Mais pour cet ingénieur en prestation chez Renault, il sera un mauvais souvenir, et pour longtemps. L’agent qui prend le pseudonyme d’Henri, 10 ans d’ancienneté chez Renault et 4 ans chez EuroDecision, son employeur, est également bénévole chez Fakir. Il était en mission au Technocentre de Guyancourt (Yvelines) et vient d’être mis à pied pour avoir invité par mail les syndicats du constructeur automobile à une diffusion du film.

L'agent a indiqué à Fakir le contenu de cette invitation envoyée le 15 mars aux syndicalistes Sud, CGT, CFDT, FO et CGC. "Bonsoir, je suis actuellement prestataire au TCR. Mais ce qui m’amène surtout est le fait que je suis très humblement bénévole du journal Fakir". Il leur offre une projection gratuite du film chez Renault.

L'utilisation de "moyens internes à Renault"

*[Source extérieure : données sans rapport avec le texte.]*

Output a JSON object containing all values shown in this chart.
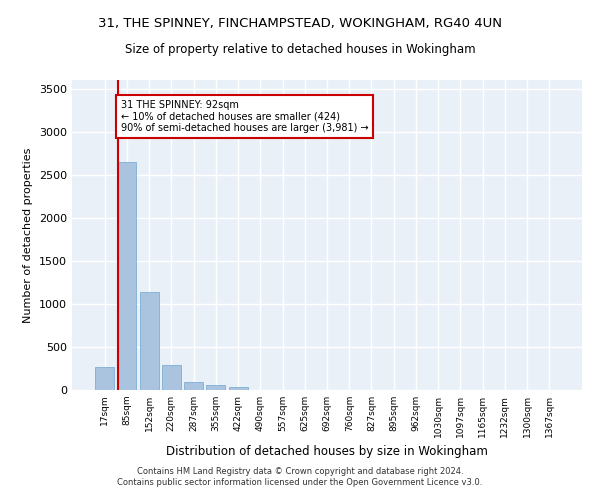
{
  "title": "31, THE SPINNEY, FINCHAMPSTEAD, WOKINGHAM, RG40 4UN",
  "subtitle": "Size of property relative to detached houses in Wokingham",
  "xlabel": "Distribution of detached houses by size in Wokingham",
  "ylabel": "Number of detached properties",
  "bar_labels": [
    "17sqm",
    "85sqm",
    "152sqm",
    "220sqm",
    "287sqm",
    "355sqm",
    "422sqm",
    "490sqm",
    "557sqm",
    "625sqm",
    "692sqm",
    "760sqm",
    "827sqm",
    "895sqm",
    "962sqm",
    "1030sqm",
    "1097sqm",
    "1165sqm",
    "1232sqm",
    "1300sqm",
    "1367sqm"
  ],
  "bar_values": [
    270,
    2650,
    1140,
    285,
    90,
    55,
    35,
    0,
    0,
    0,
    0,
    0,
    0,
    0,
    0,
    0,
    0,
    0,
    0,
    0,
    0
  ],
  "bar_color": "#aac4e0",
  "bar_edge_color": "#6ea8d0",
  "marker_label": "31 THE SPINNEY: 92sqm",
  "annotation_line1": "← 10% of detached houses are smaller (424)",
  "annotation_line2": "90% of semi-detached houses are larger (3,981) →",
  "marker_color": "#cc0000",
  "ylim": [
    0,
    3600
  ],
  "yticks": [
    0,
    500,
    1000,
    1500,
    2000,
    2500,
    3000,
    3500
  ],
  "bg_color": "#eaf0f8",
  "grid_color": "#ffffff",
  "footer1": "Contains HM Land Registry data © Crown copyright and database right 2024.",
  "footer2": "Contains public sector information licensed under the Open Government Licence v3.0."
}
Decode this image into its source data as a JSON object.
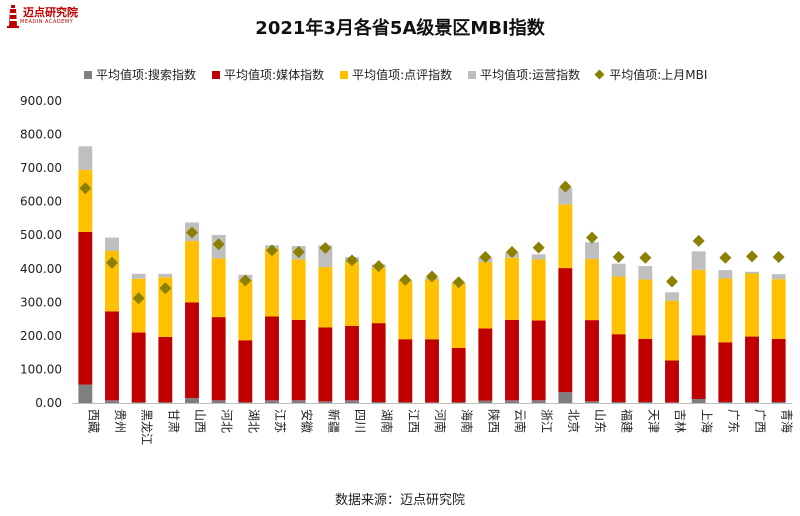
{
  "logo": {
    "text": "迈点研究院",
    "sub": "MEADIN ACADEMY"
  },
  "source": "数据来源：迈点研究院",
  "colors": {
    "search": "#7f7f7f",
    "media": "#c00000",
    "review": "#ffc000",
    "ops": "#bfbfbf",
    "last": "#8b8000",
    "logo": "#c00000"
  },
  "chart_data": {
    "type": "bar",
    "stacked": true,
    "title": "2021年3月各省5A级景区MBI指数",
    "ylim": [
      0,
      900
    ],
    "yticks": [
      "0.00",
      "100.00",
      "200.00",
      "300.00",
      "400.00",
      "500.00",
      "600.00",
      "700.00",
      "800.00",
      "900.00"
    ],
    "grid": false,
    "legend_position": "top",
    "categories": [
      "西藏",
      "贵州",
      "黑龙江",
      "甘肃",
      "山西",
      "河北",
      "湖北",
      "江苏",
      "安徽",
      "新疆",
      "四川",
      "湖南",
      "江西",
      "河南",
      "海南",
      "陕西",
      "云南",
      "浙江",
      "北京",
      "山东",
      "福建",
      "天津",
      "吉林",
      "上海",
      "广东",
      "广西",
      "青海"
    ],
    "series": [
      {
        "name": "平均值项:搜索指数",
        "key": "search",
        "kind": "bar",
        "values": [
          55,
          8,
          2,
          2,
          15,
          8,
          2,
          8,
          8,
          5,
          8,
          3,
          2,
          2,
          2,
          7,
          8,
          8,
          32,
          5,
          3,
          3,
          2,
          12,
          3,
          3,
          3
        ]
      },
      {
        "name": "平均值项:媒体指数",
        "key": "media",
        "kind": "bar",
        "values": [
          455,
          265,
          208,
          195,
          285,
          248,
          185,
          250,
          240,
          220,
          222,
          235,
          188,
          188,
          162,
          215,
          240,
          238,
          370,
          242,
          202,
          188,
          125,
          190,
          178,
          195,
          188
        ]
      },
      {
        "name": "平均值项:点评指数",
        "key": "review",
        "kind": "bar",
        "values": [
          185,
          180,
          160,
          178,
          183,
          175,
          180,
          202,
          180,
          180,
          190,
          165,
          172,
          178,
          192,
          198,
          185,
          182,
          190,
          182,
          172,
          177,
          178,
          195,
          190,
          188,
          178
        ]
      },
      {
        "name": "平均值项:运营指数",
        "key": "ops",
        "kind": "bar",
        "values": [
          70,
          40,
          15,
          10,
          55,
          70,
          15,
          10,
          40,
          65,
          15,
          10,
          5,
          5,
          5,
          15,
          15,
          15,
          50,
          50,
          38,
          40,
          25,
          55,
          25,
          5,
          15
        ]
      },
      {
        "name": "平均值项:上月MBI",
        "key": "last",
        "kind": "marker",
        "values": [
          640,
          418,
          312,
          342,
          508,
          473,
          365,
          455,
          450,
          462,
          425,
          408,
          367,
          377,
          360,
          435,
          450,
          463,
          645,
          493,
          435,
          433,
          362,
          483,
          433,
          437,
          435
        ]
      }
    ]
  }
}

L’employé a adressé le courriel en dehors de ses heures de travail, depuis son domicile et sur son ordinateur personnel. Dès le lendemain, son employeur l'a "mis à pied en vue d'une sanction pouvant aller jusqu'au licenciement pour faute grave".

En fait, le motif des sanctions ne porterait pas sur le contenu du message. Renault accuse le prestataire d’avoir utilisé l'Intranet du groupe pour obtenir les adresses mails des syndicats. Un acte qui va à l’encontre de la charte d’utilisation de l’informatique, selon un porte-parole de Renault qui a toutefois précisé à l’AFP que le groupe n’avait donné "aucun cas de recommandation à l'employeur sur la suite à donner" concernant d'éventuelles sanctions disciplinaires. Henri pense le contraire: "Renault, c’est notre plus gros contrat. Ça représente la majorité de notre chiffre d’affaires, alors lui [le PDG d’EuroDecision, NDLR], j’imagine, il est un peu obligé de se coucher."

Dans un courrier, reproduit en partie par Sud et publié par l’AFP, EuroDecision évoque l'utilisation de "moyens internes à Renault" pour envoyer un "courriel politique". Renault "s'est plaint de cette utilisation par vos soins à des fins personnelles et non professionnelles", est-il écrit.

Mais pour Henri, l’affaire ne s’arrête pas là car il fait l’objet d’une seconde procédure identique qui démarre par une mise à pied. Elle porte cette fois sur l’enregistrement de la conversation avec son PDG dont une partie a été mise en ligne sur le site de Fakir. Henri admet avoir réalisé cet enregistrement "au cas où".